Hubiera sido fácil para Bebo limitarse a
la interpretación de danzas, contradanzas y danzones; lanzar al mercado un
disco depurado y digno de elogios: la obra de un pianista de primera. Aquí
estamos en presencia de algo que trasciende la habilidad frente al teclado.
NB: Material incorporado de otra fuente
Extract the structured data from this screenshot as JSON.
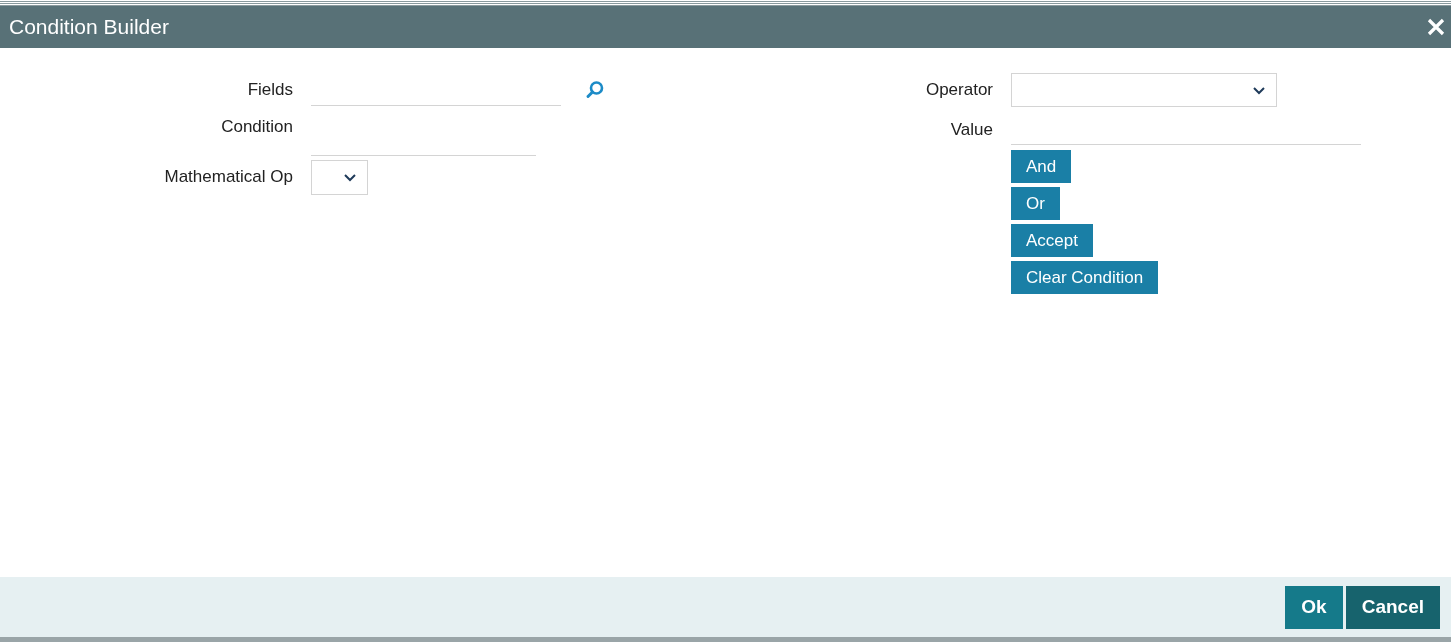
{
  "window": {
    "title": "Condition Builder"
  },
  "left_fields": [
    {
      "label": "Fields",
      "kind": "lookup"
    },
    {
      "label": "Condition",
      "kind": "text"
    },
    {
      "label": "Mathematical Op",
      "kind": "select"
    }
  ],
  "right_fields": [
    {
      "label": "Operator",
      "kind": "select"
    },
    {
      "label": "Value",
      "kind": "text"
    }
  ],
  "condition_buttons": [
    "And",
    "Or",
    "Accept",
    "Clear Condition"
  ],
  "footer_buttons": [
    {
      "label": "Ok",
      "kind": "primary"
    },
    {
      "label": "Cancel",
      "kind": "secondary"
    }
  ]
}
¿Cómo suena un son que prescinde de las voces y la sección rítmica? ¿Dónde
están la trompeta, el contrabajo, las claves y las tumbadoras? ¿Qué ritmo puede
darse el lujo de echar a un lado el bongó? Aquí se saca al piano de la sala
familiar e incluso del escenario teatral para ponerlo en medio del solar y
ponerlo a sonar usurpando el lugar del septeto y el espacio del grupo de
guaguancó. No sólo es que el ritmo lo pone el propio pianista, sino que la
melodía puede obviar la necesidad del violín para reinar soberana sobre las
teclas.
Bebo es no sólo un muestrario de la mejor
música cubana. También es evocación y añoranza. Música del recuerdo y el
recuerdo hecho música. Un disco desde el exilio que canta y llora y no se
limita a la nostalgia porque llega al corazón de cualquier cubano —y de
cualquier oyente dispuesto a captar su arte— sin necesidad a apelar al
patriotismo fácil o la estampa costumbrista pueblerina. De hecho, hay más de
una melodía aquí que podría aspirar a la categoría de paradigma musical de la
república sin necesidad de retreta de parque. ¿O qué otra cosa son La Bayamesa
de Sindo Garay, Los Tres Golpes de Ignacio Cervantes, Tres Lindas Cubanas de
Guillermo Castillo y Antonio María Romeu, La Comparsa de Ernesto Lecuona y
Echale Salsita de Ignacio Piñeiro que variaciones sobre un mismo tema: el himno
nacional? No por gusto el disco está dedicado a Guillermo Cabrera Infante in memorian,
habanero ilustre.
No sé si al final todavía ahí estará
Cuba, después del último castrista y el último anticastrista y el primer indio
y el primer español y el primer africano, pero sí puedo afirmar que quedará la
música cubana, sobreviviendo a todos los naufragios, bella, imperecedera,
eterna y el piano de Bebo escuchándose en la distancia para contar la historia
de esa triste, infeliz y larga isla.